I remember Jon who, every time he received a response (consequence) that he didn’t like, responded in an angry and threatening manner until whoever had given the consequence relented and let him have his own way. It had happened in his family, it happened in foster placement and it kept right on happening through a series of other placements. In the end he learned that anger and threat gained him what he wanted and our inability to hang-in with him through his anger and threat, helped him to learn this. I wonder sometimes how his life might have turned out different if we had been able to hang-in with him through his hostile reactions to our interventions. I wonder if he would have learned that there are other, better, ways to be with people or if he might have learned that “might” is not necessarily right.
I remember Mrs Withers. She seemed to everyone to be an incompetent parent – she didn’t nurture or guide her children according to the way everyone thought she should. She seemed unable to change her behaviour and someone, using one of those wonderful “parental capacity assessments”, had decided that she was incapable of becoming an effective parent. So, everyone, it seems, gave up trying to help her and just left her to wander in her own inadequacies. I wonder though, if we had not given up on her, if maybe her life would have ended differently – or if maybe, a few of her children couldn’t have eventually returned home, if even only on a part-time basis. I wonder, if we had hung-in, whether she might have learned some skills, or whether her children might not have learned to see her differently.

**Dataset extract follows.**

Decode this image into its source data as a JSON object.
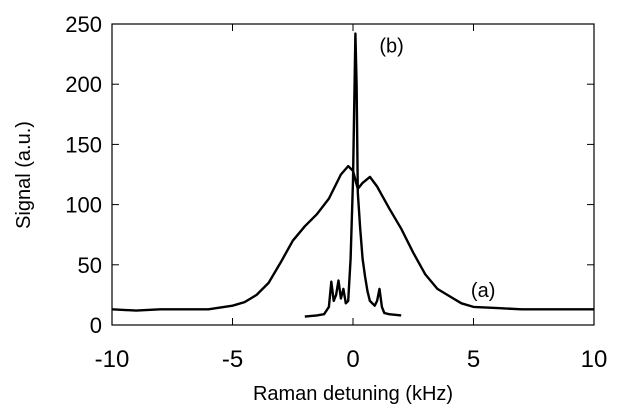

There are a million (or more) stories like this, and they all have one common theme – a failure to hang-in, when the going got rough.
Now don't get mad!
I know that it can be extremely difficult to hang-in, and I know that, in a few cases, hanging-in is not always the best thing to do. But it does seem to me that, in general, we have tended to give-in rather early in the complicated process of our struggles to help children and their families. And I realize that it is difficult when:
we are afraid that something bad might happen
we are experiencing ourselves as not being helpful
when our own triggers are flashing rapidly
when we feel alone in our wanting to hang-in.
But, ultimately, this work is about them, not about us. It is about whether or not our actions are beneficial to the youth and families we are trying to help. It is not about whether or not we are comfortable. Because this is not a “comfortable” business we are in.
So, I think about the children and I wonder how Mary's life would have been different if, when we said “no”, we had stuck with it rather than giving in to the tears and anger; or how Ralph’s life might have been different if we had maintained those boundaries when he was pushing for an inappropriate intimacy; or how Judy’s future might have been brighter if we had just stuck to our belief that she needed to experience intimacy, even though, because of her fear of being hurt, she ran away every time she started to have that experience.
Hanging-in is one of the hardest of youth care competencies. It stretches us to the limits of our abilities. It threatens our sense of commitment. It demands professional greatness. And, above everything else, it challenges our self-talk about why we are in this field. But in the end, isn’t this what most of our children need? Someone to hang-in with them when the times are tough. Someone who says to them “We believe in you" – and then proves it through their action. Someone who is not frightened away by the way they, the children, act out their own fear of intimacy and connectedness.
For in the end, much of the children's behaviour is about this very central issue. Are you going to reject me like everyone else who said they cared? Can I scare you away, too? Will you back away, or back down, like everyone else? And ultimately “are you really committed to me?”
Hanging-in and commitment – it's the same thing. If we don’t hang-in, are we really committed? And without commitment, how successful can we be?